Es difícil considerar que la inmigración a larga escala tenga beneficios prácticos para el mundo en general, o para la mayoría de los estadounidenses en particular. En cambio, los argumentos en favor son fundamentalmente morales o filosóficos. Los izquierdistas radicales y los libertarios radicales creen que el libre movimiento de personas es un derecho humano fundamental, y denuncian la existencia de fronteras nacionales como «estatismo», «fascismo» o variaciones sobre estos mismos temas.

¿Se pueden gestionar estos desplazamientos en nuestros núcleos de población? Un estudio llevado a cabo por Gallup demuestra que a más de 750 millones de personas en todo el mundo les gustaría ir a otro país si tuvieran la oportunidad. Es el 10 por ciento de la población mundial. Además, 158 millones de estas personas elegirían Estados Unidos como su destino principal. Y los Estados Unidos serían el segundo destino para la mayoría de los 270 millones que preferirían otro país occidental o de la angloesfera.

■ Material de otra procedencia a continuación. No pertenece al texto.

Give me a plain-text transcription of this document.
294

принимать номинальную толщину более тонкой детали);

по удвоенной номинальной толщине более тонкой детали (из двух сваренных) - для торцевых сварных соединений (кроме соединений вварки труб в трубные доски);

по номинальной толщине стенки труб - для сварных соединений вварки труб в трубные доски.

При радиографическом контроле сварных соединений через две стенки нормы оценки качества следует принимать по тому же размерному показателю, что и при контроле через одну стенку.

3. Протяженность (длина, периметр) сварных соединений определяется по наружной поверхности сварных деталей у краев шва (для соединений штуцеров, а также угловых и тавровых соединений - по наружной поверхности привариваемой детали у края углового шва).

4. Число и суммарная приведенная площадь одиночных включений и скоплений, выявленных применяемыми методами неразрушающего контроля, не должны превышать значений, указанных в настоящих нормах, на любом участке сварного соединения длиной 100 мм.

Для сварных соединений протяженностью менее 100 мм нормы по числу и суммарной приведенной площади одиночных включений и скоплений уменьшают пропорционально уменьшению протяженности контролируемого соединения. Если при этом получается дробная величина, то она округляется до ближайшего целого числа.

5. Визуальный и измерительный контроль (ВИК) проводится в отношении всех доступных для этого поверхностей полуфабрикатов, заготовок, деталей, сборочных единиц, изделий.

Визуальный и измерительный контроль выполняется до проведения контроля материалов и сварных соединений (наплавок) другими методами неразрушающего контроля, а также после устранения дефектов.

Sólo podemos acoger una muy pequeña parte de estas personas. Y haríamos mucho más por las personas que están realmente necesitadas -causando además menos trastorno para sus países y el nuestro- ayudándolas en su lugar de origen.

Los católicos de izquierdas siempre exigen que este país adopte una política de frontera «más a imagen de Cristo». El infame padre James Martin, SJ ha llegado incluso a decir que las leyes de inmigración de Estados Unidos son «pecado». Bien, entonces busquemos la solución en el Evangelio.

La Sagrada Familia, cuando huía de Herodes, se refugió en Egipto. Pero no se trasladaron a Roma, se convirtieron en ciudadanos romanos y pidieron la atribución de alimentos. Permanecieron al otro lado de la frontera mientras duró el peligro y después volvieron a Nazaret.

Demos cobijo a las personas cuyas vidas estén realmente amenazadas; en caso contrario, ayudémoslas a mejorar las condiciones políticas, económicas, culturales y espirituales de su tierra natal. ¿Le parece bien, padre Martin? Esto es probablemente lo que Jesús haría. Es lo que Él hizo.